Значит, так: идем мы с Ножиком и Веркой по Владимирскому проспекту, солнце не светит – пасмурно. Время еще не позднее, однако какой-то шкет лежит, загорает рядышком с урной – до бровей нализался. «Постой, да ведь это Серега! – говорит Ножик. – Я ж его мать хорошо знаю, она к моей забегала, когда еще та живая была! Знаю, где он живет, – на Стремянной. Давай-ка его оттащим до хаты». – «Ну, давай».
Только мы за шкета этого взялись, откуда ни возьмись – товарищ майор Половинкин на горизонте. «Вы куда?» – спрашивает. «Да мы вот знакомого до дому доставляем!» – отвечает ему Ножик. «До дому? Это вы-то до дому, проходимцы? Небось разденете в ближней парадной? Знаю я вас». – «Зря обижаете, товарищ майор! – отвечает ему Ножик. – Что было, то уж прошло. Я его матку хорошо знаю. А он – пацан смирный, только зеленый еще».
И все б ничего, уговорили бы майора, да вдруг ПМГ подваливает. Оперативные, сволочи, когда не надо.
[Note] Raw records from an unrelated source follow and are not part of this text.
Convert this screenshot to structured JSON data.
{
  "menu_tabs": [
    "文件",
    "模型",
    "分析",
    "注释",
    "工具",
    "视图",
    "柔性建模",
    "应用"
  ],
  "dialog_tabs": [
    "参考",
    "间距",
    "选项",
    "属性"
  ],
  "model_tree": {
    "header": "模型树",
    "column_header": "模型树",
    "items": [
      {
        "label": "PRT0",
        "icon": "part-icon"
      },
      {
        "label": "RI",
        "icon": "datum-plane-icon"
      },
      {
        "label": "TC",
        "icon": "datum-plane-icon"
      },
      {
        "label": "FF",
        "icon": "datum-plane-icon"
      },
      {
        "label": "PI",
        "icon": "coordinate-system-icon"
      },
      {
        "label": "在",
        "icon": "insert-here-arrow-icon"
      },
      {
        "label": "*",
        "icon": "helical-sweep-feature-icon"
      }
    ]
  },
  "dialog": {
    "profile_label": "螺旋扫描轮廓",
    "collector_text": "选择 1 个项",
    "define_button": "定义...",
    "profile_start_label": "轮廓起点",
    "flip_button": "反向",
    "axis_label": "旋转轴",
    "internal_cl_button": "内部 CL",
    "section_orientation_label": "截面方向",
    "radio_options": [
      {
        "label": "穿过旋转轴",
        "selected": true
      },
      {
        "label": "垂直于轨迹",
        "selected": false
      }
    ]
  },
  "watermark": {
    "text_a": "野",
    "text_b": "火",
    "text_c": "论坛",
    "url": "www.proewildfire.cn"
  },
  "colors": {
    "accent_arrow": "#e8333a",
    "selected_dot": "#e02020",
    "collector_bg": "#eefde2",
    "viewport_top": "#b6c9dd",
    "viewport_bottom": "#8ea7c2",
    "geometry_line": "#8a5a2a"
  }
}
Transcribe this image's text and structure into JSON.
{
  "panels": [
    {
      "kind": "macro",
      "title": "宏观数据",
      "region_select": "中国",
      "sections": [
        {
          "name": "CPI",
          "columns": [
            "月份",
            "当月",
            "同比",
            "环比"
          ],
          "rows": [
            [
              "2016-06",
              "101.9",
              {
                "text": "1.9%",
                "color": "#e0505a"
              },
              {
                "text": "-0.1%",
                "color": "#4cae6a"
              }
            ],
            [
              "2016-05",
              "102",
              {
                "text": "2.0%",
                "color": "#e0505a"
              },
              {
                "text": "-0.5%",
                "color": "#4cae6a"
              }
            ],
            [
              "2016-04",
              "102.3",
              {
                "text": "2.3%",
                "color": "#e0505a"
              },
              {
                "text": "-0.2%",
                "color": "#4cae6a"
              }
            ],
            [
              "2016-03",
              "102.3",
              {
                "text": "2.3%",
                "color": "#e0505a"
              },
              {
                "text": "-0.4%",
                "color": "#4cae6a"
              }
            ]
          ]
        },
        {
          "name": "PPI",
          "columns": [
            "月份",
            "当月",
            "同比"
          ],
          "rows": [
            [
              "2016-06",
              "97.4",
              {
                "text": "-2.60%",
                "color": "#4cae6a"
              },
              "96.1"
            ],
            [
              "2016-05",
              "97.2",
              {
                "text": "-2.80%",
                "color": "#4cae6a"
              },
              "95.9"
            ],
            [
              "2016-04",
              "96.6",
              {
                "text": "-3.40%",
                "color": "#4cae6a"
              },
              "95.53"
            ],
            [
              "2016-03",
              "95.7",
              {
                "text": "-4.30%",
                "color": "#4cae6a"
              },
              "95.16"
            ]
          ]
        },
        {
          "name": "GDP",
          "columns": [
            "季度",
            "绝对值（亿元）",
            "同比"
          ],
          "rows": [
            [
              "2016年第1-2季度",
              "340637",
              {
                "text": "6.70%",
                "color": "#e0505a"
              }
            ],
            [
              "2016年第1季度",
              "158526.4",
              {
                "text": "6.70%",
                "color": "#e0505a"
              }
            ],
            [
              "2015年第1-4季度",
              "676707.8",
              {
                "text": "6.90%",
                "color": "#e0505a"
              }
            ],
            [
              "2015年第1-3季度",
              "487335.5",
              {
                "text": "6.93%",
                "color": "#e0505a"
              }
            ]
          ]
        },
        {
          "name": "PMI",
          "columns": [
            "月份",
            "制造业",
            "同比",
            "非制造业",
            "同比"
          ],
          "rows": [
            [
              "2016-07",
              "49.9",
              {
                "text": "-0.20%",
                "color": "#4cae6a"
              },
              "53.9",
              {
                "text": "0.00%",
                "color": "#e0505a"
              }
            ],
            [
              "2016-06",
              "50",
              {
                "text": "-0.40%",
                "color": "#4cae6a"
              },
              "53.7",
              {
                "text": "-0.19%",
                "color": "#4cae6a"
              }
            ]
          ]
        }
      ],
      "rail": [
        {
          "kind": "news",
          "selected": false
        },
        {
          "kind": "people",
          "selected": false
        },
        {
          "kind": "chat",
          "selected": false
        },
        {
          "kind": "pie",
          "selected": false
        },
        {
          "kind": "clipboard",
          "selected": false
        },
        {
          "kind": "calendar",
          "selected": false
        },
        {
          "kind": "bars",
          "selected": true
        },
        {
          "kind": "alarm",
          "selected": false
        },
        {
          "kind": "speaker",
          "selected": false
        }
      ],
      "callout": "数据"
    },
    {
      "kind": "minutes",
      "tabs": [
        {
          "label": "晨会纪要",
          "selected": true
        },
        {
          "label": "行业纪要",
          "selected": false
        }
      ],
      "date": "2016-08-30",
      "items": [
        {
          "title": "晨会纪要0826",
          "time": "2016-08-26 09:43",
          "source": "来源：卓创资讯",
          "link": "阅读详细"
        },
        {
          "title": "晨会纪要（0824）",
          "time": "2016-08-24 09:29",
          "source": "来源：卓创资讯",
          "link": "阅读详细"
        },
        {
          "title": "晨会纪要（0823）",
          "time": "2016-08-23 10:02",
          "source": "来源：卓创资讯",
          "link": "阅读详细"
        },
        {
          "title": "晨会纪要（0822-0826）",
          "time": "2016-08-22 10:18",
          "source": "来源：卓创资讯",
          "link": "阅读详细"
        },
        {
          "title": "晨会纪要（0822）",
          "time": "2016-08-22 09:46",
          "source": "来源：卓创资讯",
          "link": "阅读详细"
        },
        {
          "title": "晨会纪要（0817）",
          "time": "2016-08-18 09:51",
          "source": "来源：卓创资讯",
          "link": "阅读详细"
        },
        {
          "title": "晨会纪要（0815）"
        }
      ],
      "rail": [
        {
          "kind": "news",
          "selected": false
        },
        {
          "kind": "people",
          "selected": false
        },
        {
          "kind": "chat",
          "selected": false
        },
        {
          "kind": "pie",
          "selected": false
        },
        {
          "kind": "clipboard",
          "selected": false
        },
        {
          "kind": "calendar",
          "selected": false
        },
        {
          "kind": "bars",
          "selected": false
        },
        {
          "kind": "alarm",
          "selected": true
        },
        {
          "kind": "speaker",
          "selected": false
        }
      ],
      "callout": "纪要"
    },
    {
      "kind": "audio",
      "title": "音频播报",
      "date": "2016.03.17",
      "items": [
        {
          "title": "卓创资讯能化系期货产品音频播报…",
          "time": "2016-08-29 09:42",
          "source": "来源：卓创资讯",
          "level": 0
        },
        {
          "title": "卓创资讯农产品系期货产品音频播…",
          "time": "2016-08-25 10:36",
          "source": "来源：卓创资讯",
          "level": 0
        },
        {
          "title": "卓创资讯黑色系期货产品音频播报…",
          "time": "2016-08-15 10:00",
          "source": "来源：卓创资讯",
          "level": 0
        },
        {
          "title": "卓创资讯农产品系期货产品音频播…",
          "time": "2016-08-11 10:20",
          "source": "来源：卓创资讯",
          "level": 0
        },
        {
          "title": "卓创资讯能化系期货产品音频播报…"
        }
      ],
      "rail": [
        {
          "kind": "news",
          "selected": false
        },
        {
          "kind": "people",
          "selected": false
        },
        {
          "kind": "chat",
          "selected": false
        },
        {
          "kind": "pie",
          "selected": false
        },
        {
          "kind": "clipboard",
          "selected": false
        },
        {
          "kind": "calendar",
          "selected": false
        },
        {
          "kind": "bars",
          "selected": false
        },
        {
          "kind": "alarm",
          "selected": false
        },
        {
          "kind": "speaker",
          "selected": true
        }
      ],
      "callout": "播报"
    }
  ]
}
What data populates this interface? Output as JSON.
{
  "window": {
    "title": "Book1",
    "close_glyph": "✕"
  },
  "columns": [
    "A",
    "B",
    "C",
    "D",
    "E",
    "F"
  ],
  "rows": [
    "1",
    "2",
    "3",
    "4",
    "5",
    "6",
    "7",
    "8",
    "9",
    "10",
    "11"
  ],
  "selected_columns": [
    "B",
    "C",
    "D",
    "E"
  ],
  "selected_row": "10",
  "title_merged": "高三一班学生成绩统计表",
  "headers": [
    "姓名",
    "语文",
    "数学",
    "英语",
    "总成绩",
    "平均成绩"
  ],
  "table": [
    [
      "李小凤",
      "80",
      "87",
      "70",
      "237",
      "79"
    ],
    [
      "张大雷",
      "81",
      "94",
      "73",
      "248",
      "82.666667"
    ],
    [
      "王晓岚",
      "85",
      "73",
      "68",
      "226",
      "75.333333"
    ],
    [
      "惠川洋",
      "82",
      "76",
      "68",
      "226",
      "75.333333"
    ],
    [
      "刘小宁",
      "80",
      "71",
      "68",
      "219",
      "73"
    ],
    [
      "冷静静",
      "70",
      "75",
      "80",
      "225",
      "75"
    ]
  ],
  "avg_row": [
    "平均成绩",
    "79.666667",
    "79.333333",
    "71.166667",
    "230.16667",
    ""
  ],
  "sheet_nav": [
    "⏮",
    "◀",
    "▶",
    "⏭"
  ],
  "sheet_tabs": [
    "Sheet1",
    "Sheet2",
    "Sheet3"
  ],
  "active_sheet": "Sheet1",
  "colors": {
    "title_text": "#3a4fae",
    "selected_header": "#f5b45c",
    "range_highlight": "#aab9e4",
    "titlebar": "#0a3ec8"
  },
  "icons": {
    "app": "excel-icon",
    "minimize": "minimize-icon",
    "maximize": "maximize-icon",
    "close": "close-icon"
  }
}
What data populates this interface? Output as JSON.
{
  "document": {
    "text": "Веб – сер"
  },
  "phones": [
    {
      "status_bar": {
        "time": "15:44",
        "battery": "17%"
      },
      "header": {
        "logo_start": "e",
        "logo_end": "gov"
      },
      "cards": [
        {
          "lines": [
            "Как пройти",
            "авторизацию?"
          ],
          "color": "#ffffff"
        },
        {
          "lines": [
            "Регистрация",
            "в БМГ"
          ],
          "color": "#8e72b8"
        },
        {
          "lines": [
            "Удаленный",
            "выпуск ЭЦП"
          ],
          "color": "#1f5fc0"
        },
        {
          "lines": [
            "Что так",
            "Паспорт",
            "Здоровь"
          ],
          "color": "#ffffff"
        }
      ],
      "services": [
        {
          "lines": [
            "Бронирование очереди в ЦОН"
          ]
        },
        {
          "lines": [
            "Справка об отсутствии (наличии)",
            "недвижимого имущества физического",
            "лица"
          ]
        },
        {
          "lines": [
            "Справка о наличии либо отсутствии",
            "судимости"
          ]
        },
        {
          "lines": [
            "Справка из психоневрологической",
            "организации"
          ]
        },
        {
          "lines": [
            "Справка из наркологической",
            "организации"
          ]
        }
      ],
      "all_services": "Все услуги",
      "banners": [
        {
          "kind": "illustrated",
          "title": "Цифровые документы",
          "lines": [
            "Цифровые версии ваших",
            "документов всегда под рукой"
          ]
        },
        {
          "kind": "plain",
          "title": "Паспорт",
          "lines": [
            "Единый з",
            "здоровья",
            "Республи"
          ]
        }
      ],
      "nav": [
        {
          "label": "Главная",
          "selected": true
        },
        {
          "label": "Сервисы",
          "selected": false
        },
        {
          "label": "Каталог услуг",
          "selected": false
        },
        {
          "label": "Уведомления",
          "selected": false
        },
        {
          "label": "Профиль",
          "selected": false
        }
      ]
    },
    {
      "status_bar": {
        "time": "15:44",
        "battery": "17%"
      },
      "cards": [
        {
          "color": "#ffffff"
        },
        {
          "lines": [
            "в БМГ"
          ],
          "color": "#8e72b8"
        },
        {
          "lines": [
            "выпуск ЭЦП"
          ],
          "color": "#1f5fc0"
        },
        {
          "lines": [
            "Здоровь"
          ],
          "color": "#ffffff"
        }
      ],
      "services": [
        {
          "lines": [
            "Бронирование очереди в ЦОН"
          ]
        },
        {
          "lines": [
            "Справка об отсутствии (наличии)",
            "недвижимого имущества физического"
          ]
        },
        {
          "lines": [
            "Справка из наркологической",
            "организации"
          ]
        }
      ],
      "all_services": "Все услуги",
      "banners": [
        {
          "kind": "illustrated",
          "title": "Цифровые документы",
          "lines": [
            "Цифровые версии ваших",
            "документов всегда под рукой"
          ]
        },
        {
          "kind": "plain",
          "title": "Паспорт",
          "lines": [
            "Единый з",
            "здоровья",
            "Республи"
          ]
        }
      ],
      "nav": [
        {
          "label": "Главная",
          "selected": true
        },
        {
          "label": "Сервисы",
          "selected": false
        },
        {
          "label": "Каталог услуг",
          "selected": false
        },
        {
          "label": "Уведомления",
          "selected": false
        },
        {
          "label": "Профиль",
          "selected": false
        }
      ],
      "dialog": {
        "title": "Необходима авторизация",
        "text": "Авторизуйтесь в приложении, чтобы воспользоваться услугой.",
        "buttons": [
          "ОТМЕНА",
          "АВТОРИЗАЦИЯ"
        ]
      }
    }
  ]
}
Выскакивают оттуда двое сержантов штампованных – и к майору: мол, в чем дело да чего прикажете. «А вот тут пьяный в общественном месте, отвезите его куда следует! – говорит товарищ майор (своих застеснялся, должно быть, принципиальность показывает). – А то, говорит, непорядочек у нас получается!»
Тут, как на грех, Верка высунулась: «Отпустите его с нами, пожалуйста, он в двух шагах проживает!» – «Ну, ты-то молчи, такая и растакая и подзаборная!» – грубо отвечает ей Половинкин. Видно, здорово им начальственный дух овладел.
Я гляжу – Ножик завелся. Только хотел шепнуть: мол, хладнокровнее, Ножик, держись, – а он возьми да и врежь начальнику между глаз!
Тут его штампованные крутить стали крестьянскими своими ручищами да в машину заталкивать. А в машине – третий на стреме, Ножика принимает. Затолкали, и слышны оттуда глухие удары.
«Ну, ты, доходяга, – говорит мне товарищ майор, потирая ушибленный лоб, – помоги алкаша погрузить!»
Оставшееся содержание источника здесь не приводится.